Framing and Parenting NO

Have you encountered parents who don’t say “NO!” to their children? I vividly remember a mother of a 4-year-old girl pulling me aside and telling me that “we” don’t say no or anything negative to our daughter. I had hosted a treasure hunt with a dozen other children at my house, and this child wasn’t actually invited (she was a guest of a guest). Taken aback, this was the first time I had ever heard of this type of parenting. It took me a few minutes to grasp the concept and try to understand how I could have a conversation without using the “no” word with the little girl, while leading a group of children on a treasure hunt.

This parenting concept is interesting because I have been learning about “framing” conversations to ensure that your message is clear.

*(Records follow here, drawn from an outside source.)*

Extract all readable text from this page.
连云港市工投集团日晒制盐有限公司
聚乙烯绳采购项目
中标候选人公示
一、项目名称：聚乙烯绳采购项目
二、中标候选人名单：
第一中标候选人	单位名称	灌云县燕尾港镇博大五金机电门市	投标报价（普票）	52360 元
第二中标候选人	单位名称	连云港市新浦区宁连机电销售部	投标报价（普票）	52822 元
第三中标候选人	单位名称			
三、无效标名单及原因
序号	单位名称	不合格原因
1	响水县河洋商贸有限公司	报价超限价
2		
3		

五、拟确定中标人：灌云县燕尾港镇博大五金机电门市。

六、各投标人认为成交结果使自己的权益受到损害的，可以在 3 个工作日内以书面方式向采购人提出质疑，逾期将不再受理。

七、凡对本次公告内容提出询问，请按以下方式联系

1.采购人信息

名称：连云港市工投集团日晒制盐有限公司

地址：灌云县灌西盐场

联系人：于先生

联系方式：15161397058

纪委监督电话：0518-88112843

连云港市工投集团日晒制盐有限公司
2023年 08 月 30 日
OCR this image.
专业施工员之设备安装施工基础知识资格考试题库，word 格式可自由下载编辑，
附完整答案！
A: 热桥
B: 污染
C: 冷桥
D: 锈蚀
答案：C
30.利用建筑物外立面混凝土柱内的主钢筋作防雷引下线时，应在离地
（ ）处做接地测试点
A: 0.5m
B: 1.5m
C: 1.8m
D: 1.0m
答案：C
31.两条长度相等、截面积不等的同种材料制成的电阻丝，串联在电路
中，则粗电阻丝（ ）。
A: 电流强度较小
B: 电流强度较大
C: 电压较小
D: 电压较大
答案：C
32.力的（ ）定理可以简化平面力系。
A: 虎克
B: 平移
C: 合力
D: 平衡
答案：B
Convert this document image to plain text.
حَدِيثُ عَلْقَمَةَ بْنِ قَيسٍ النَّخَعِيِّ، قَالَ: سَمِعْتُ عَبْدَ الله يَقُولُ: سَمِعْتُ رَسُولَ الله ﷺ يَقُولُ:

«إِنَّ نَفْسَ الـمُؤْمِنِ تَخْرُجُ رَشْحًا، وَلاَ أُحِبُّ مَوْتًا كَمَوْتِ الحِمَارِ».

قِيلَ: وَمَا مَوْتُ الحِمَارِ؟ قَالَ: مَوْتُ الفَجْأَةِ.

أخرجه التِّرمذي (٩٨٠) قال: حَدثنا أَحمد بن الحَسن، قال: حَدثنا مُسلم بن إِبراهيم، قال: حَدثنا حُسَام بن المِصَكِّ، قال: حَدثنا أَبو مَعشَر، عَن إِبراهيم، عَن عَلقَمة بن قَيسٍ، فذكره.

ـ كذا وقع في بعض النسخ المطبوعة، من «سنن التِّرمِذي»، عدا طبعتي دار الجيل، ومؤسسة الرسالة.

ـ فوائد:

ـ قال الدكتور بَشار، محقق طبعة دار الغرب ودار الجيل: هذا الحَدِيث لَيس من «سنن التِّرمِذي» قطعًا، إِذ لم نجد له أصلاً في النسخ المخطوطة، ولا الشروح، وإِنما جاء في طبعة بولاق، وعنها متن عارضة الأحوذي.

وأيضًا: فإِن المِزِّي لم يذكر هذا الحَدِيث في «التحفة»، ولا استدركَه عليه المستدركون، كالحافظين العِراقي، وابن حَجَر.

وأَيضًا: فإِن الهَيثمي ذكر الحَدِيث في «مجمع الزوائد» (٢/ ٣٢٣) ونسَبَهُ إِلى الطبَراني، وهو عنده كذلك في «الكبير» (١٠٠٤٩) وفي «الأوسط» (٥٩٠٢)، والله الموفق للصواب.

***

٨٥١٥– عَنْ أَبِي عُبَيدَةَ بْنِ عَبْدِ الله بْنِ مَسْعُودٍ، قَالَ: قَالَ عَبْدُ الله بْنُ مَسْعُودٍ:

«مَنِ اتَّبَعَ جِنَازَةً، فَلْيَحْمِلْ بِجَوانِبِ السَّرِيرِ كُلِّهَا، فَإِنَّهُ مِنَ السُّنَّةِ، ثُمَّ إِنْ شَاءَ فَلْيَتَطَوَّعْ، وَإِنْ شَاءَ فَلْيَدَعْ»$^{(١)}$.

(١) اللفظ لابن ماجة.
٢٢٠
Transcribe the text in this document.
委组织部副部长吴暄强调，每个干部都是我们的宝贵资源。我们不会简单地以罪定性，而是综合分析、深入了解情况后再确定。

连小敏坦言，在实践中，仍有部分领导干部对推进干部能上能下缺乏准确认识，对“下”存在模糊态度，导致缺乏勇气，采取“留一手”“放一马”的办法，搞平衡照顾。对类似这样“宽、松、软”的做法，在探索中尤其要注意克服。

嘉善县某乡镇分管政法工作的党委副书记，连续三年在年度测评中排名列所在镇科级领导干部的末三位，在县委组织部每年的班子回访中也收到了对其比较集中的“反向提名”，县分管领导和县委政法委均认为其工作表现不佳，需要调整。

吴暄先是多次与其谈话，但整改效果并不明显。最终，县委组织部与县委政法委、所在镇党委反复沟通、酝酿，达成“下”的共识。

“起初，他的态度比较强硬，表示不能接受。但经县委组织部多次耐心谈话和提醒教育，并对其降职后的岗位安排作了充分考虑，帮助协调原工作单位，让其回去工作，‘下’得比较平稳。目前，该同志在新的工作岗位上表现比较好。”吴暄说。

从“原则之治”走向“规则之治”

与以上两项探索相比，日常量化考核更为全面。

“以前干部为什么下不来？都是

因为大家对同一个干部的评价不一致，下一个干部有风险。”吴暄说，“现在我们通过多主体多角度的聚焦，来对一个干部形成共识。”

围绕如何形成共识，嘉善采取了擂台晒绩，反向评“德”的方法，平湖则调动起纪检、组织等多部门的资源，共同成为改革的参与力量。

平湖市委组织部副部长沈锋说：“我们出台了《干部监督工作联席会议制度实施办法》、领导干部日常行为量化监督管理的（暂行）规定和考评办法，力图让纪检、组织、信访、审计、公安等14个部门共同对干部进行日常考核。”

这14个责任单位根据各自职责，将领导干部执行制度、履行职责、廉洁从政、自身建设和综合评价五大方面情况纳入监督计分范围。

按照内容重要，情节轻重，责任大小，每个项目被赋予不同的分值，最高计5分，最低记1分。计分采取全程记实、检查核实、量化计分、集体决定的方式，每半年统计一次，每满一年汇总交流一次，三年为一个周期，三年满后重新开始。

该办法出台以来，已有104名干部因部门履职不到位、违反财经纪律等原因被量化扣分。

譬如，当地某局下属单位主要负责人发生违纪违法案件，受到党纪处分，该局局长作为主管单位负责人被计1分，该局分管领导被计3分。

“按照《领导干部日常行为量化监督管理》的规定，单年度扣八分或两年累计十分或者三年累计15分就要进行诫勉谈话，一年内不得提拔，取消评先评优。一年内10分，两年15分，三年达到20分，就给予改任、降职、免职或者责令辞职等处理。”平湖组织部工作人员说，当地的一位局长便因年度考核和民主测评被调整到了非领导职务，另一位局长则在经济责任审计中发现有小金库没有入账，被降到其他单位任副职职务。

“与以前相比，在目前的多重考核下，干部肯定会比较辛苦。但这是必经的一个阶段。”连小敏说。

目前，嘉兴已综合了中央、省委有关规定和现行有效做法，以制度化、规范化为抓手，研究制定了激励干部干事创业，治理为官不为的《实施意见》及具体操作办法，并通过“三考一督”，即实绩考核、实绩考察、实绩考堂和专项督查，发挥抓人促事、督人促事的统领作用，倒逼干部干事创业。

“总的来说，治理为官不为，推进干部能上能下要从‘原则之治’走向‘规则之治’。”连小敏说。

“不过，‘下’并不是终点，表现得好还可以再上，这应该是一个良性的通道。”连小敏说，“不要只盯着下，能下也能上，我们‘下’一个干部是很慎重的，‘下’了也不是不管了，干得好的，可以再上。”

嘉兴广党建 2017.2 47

Check out Don’t Think of an Elephant: Know Your Values and Frame the Debate by George Lakoff. I try to avoid using negative words and phrases to create a positive experience. For instance, when I hear “No problem,” my gut response is to brace for something awful until I realize it’s a double negative (which is a positive) and all things are good. So instead, I say, “That’s great! Or, my pleasure!” so my words feel good as they are received.

I guess my point is about how some pushy parents demand that others refrain from using the “no” word. It’s one thing to choose your parenting style; it’s another to expect others to do the same when dealing with your child. In this case, lead by example. When others use the “no” word, talk to your child so they learn how people communicate differently.